Set your clocks for March 28th folks.
Any others? Ever hear of a “leak-out” agreement? Very appropriately named here.
“Prior to the offering, Jipsy Trade Limited owned an aggregate of 1,485,000 Ordinary Shares, of which 1,485,000 Ordinary Shares are being registered pursuant to the Resale Prospectus. Jipsy Trade Limited’s right to sell those 1,485,000 Ordinary Shares is subject to certain resale restrictions based on a leak-out agreement, as well as any Rule 144 restrictions.”
Those restrictions?
a) Jipsy Trade Limited may sell up to 33% of the Relevant Resale Shares if (i) the Nasdaq Official Closing Price of the Ordinary Shares of the Company as reported on nasdaq.com (“NOCP”) on ally two consecutive trading days equals or exceeds 120% of the offer price per share in the initial public offer; and (ii) the average daily trading volume (as reported as the NLS Volume on nasdaq.com) (“Trading Volume”) of the Ordinary Shares on Nasdaq over such two consecutive trading days equals or exceeds 100,000 Ordinary Shares;
(b) Jipsy Trade Limited may sell up to an additional 33% of the Relevant Resale Shares if (i) the NOCP on any two consecutive trading days equals or exceeds 140% of the offer price per share in the initial public offering; and (ii) the average daily Trading Volume of the Ordinary Shares on the Nasdaq over such two consecutive trading days equals or exceeds 120,000 Ordinary Shares;
(c) Jipsy Trade Limited may sell the remaining 34% of the Relevant Resale Shares if (i) the NOCP on any two consecutive trading days equals or exceeds 160% of the offer price per share in the initial public offering; and (ii) the average daily Trading Volume of the Ordinary Shares on Nasdaq over such two consecutive trading days equals or exceeds 150,000 Ordinary Shares.

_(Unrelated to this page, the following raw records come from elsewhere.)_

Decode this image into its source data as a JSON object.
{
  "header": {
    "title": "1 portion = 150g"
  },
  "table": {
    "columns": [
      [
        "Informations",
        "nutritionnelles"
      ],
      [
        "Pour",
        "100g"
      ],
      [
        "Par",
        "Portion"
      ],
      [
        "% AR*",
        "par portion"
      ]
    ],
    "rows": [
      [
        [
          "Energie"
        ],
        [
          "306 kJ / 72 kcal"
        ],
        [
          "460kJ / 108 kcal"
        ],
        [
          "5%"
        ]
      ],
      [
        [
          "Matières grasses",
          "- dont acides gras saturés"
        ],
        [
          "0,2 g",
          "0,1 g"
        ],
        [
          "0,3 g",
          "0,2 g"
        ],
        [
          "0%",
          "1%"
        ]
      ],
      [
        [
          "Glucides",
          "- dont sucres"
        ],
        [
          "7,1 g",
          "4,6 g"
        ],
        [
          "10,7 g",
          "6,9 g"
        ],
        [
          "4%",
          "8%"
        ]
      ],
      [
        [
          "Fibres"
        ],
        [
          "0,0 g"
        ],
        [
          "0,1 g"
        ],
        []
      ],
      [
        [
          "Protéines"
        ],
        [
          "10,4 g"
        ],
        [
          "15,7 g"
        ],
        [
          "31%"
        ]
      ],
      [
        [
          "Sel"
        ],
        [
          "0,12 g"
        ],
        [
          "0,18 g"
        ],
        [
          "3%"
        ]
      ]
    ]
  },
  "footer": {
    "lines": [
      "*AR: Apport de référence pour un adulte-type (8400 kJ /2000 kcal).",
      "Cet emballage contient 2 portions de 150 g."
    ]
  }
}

The rest of the holders? No such lockup or standstill agreements in place, just the standard 144 rules for any of them should they happen to be affiliates.
This thing didn’t need any money. They supposedly raised $24M from those 6 investors just last September, which is more than twice the amount of total equity the company had at the end of March 2023. Selling an additional 1.4M shares in this offering is going to do absolutely nothing for them. Sure, they have a section called “use of proceeds” that is standard in every prospectus, where they will use 30% for prospective acquisitions, and 20% for R&D, and 20% to increase warehouse capacity in their zero growth industry, and the rest to pay the costs of the offering, but that is all boilerplate.
This is yet another blatant example of foreign companies (typically Chinese) looting US shareholders in a very obvious and in-your-face fashion. Until the SEC decides to put an end to this nonsense, the looting will continue.